If I were to say that As You Like It is about family, I’d probably get very little argument. After all, there are two main biological families in the play: the Dukes (for lack of a better or a real name) and their daughters, and the de Boys boys. And given that most would agree that Rosalind is the play’s main character (remember the source material for the play comes from a novel with her name–or at least a variant–as the title), we might think that the central familial link in the play would be cousins.
And we’d be wrong if we look at a concordance of the play (and its place within the spectrum of plays).
A concordance, for the uninitiated, is a tally of the words used in a play, and a count comparison of those usages throughout the totality of the plays.
“Cousin” is used 12 times in As You Like It, in 12 different speeches. By comparison, the word is used more times in eight different plays. So while the word frequency here is in the top quartile of the plays, 12 usages is far behind the 33 times it’s used in either Richard II or Much Ado About Nothing. Even adding “cousins” and “cousin’s” into the mix doesn’t budge the relationship’s relative position within the plays. It is only when you factor in the word “coz” that we see any shift rankings: “coz” is used more in As You Like It than any other play, and taking this into account, “cousin” moves from the 9th ranking to a 6th ranking among plays overall, and still 2nd ranking within the comedies.
So, not cousins.
Well, each of these cousins has a father living in the play, so let’s take a look at fathers…
Accounting for the use of “father,” “father’s,” and “fathers,” As You Like It employs the word(s) 44 times and ranks 7th in all of the plays and 2nd again within the comedies. The history Henry VI, Part Three leads the plays with 90 usages, and The Taming of the Shrew uses some variant 75 times to lead the comedies.

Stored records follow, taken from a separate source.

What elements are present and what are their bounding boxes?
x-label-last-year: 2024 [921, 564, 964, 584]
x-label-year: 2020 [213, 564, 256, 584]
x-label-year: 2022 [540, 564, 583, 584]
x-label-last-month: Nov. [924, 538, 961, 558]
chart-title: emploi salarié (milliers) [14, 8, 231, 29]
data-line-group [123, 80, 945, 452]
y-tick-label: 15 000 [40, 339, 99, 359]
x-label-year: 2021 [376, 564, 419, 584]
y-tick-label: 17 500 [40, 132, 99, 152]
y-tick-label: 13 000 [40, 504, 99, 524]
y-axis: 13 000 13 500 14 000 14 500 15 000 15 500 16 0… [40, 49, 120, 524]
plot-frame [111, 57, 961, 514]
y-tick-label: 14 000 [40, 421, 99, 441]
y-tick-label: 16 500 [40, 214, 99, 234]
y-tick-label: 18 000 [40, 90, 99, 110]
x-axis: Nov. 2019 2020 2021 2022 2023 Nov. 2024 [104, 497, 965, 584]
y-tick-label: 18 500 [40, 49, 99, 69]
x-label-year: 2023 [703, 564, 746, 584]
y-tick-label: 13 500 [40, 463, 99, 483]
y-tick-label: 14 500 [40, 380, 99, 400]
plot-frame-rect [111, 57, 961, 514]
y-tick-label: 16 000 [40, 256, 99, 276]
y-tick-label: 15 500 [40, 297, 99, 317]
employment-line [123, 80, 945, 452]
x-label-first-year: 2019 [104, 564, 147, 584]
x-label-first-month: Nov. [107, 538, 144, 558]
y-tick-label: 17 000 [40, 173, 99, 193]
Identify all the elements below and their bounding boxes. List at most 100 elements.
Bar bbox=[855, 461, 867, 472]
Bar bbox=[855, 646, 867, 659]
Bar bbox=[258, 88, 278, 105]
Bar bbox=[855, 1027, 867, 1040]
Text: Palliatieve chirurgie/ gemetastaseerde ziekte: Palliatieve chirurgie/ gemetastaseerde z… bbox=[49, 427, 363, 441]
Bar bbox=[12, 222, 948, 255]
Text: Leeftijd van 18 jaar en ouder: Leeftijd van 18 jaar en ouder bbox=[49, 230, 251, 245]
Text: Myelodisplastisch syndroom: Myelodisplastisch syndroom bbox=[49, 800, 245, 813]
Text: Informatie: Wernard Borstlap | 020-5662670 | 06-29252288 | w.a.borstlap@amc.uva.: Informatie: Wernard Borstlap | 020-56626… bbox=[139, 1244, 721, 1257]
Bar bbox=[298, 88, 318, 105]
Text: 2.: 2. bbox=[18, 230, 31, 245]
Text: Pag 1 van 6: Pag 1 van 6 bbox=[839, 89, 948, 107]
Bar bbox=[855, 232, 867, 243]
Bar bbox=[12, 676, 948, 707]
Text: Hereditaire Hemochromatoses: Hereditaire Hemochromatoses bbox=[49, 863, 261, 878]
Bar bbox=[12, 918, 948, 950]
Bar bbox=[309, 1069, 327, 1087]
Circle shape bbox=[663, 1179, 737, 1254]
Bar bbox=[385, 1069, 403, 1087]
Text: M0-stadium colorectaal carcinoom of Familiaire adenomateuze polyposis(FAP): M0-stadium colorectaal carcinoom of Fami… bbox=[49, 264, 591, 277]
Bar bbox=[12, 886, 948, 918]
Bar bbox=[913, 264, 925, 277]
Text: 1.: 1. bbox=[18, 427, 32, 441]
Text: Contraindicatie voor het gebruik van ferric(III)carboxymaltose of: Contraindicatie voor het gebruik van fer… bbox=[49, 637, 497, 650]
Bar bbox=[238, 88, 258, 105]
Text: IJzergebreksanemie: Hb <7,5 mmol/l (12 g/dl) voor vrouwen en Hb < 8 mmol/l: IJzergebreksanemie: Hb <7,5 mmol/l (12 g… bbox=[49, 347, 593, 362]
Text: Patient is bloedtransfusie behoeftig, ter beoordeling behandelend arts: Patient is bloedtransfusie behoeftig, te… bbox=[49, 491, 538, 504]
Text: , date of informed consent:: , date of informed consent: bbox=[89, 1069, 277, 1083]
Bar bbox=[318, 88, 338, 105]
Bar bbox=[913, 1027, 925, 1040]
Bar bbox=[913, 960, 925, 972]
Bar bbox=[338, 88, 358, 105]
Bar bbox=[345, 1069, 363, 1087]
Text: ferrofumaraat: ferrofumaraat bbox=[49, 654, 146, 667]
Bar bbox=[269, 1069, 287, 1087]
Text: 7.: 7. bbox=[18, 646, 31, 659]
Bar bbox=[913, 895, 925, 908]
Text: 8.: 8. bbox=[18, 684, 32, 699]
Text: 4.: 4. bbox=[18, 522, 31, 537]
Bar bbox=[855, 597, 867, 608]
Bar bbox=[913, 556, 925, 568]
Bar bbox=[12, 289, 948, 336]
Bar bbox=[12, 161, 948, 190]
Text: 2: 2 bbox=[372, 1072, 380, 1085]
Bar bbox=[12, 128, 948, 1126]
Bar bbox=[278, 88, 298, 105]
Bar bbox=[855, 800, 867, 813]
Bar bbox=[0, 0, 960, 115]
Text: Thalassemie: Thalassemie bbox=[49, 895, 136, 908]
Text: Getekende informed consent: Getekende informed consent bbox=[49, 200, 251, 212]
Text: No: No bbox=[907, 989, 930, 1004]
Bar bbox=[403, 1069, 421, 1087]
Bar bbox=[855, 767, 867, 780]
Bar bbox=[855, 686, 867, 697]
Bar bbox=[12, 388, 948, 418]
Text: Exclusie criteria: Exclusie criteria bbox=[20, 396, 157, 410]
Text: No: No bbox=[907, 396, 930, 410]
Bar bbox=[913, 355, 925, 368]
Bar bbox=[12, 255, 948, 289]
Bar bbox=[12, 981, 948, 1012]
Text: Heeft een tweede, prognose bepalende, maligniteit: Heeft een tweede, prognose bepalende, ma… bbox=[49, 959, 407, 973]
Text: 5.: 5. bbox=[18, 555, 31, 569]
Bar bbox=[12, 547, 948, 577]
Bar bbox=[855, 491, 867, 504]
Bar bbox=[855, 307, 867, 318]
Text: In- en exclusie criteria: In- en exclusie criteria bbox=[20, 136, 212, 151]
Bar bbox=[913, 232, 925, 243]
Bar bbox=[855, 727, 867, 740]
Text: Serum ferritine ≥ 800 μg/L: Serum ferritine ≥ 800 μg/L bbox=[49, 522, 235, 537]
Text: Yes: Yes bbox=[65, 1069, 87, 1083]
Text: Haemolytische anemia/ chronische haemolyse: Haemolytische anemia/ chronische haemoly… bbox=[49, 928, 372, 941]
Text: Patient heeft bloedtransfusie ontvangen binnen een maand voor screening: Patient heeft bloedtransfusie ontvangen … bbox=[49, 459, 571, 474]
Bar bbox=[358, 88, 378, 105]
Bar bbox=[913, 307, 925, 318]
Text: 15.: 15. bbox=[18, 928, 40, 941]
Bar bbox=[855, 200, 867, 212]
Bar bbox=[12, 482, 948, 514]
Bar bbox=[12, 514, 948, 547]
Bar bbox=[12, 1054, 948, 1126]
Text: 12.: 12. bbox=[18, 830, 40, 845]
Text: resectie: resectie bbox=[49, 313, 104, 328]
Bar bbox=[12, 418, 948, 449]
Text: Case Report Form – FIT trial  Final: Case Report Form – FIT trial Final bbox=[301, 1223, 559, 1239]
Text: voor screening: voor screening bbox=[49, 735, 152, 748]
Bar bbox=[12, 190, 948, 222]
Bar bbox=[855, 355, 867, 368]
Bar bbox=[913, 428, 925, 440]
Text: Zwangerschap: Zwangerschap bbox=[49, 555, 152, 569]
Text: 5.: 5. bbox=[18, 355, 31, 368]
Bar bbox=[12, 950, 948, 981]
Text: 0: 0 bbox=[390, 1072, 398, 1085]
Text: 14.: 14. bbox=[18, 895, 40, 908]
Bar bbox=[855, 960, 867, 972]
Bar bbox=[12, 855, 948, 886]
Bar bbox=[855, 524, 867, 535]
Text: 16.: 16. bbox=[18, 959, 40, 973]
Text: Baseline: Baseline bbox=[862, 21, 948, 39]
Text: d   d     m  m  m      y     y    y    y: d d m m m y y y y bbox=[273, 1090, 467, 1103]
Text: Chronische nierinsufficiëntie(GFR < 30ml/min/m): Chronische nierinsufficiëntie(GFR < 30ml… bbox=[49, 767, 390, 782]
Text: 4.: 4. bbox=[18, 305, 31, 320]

So, it doesn’t look like fathers, either.
Those fathers are brothers, too, so let’s see where that takes us.
And here, As You Like It cracks the top five. If we only take into account the base root “brother,” As You Like It is a quite a few instances behind the 4th ranked play, Much Ado About Nothing (32 compared to 38). When we take into account the variants “brothers,” “brother’s,” and “brotherly,” however, As You Like It is within two instances of the 4th ranking overall and the top comedic ranking (41 compared to 43). The “problem play” Measure for Measure and the history Henry VI, Part Three are tied for the top overall ranking with 71 instances.
So what does this tell us?
It probably signifies nothing.
However, I find it fascinating that while the play has only one cousin relationship (Rosalind – Celia), and two father relationships (Senior – Rosalind, and Frederick – Celia), there are multiple real/imagined brother relationships:
- Senior – Frederick
- Oliver – (the oft-ignored–in productions, at least) Jaques
- Oliver – Orlando
- Jaques – Orlando
- Ganymede – Aliena
Sure, that last is counterfeited, but it is there. And why have the character of Jaques de Boys at all? Unlike the pairing of deaths in Romeo and Juliet, his existence doesn’t bring the play or its character relationships into balance. Rather, it throws off that balance. So, why have him?
Is Shakespeare trying to draw our attention to this type of familial bond? And if so, why?
I always like it when I can end an entry on a kumbaya moment (it doesn’t happen often!).
In the family of man, we are all brothers, and we should love each other (thus, the “evil” Frederick’s statement to Oliver that since he never loved Orlando, Oliver is “more villain” then [III.i.15]).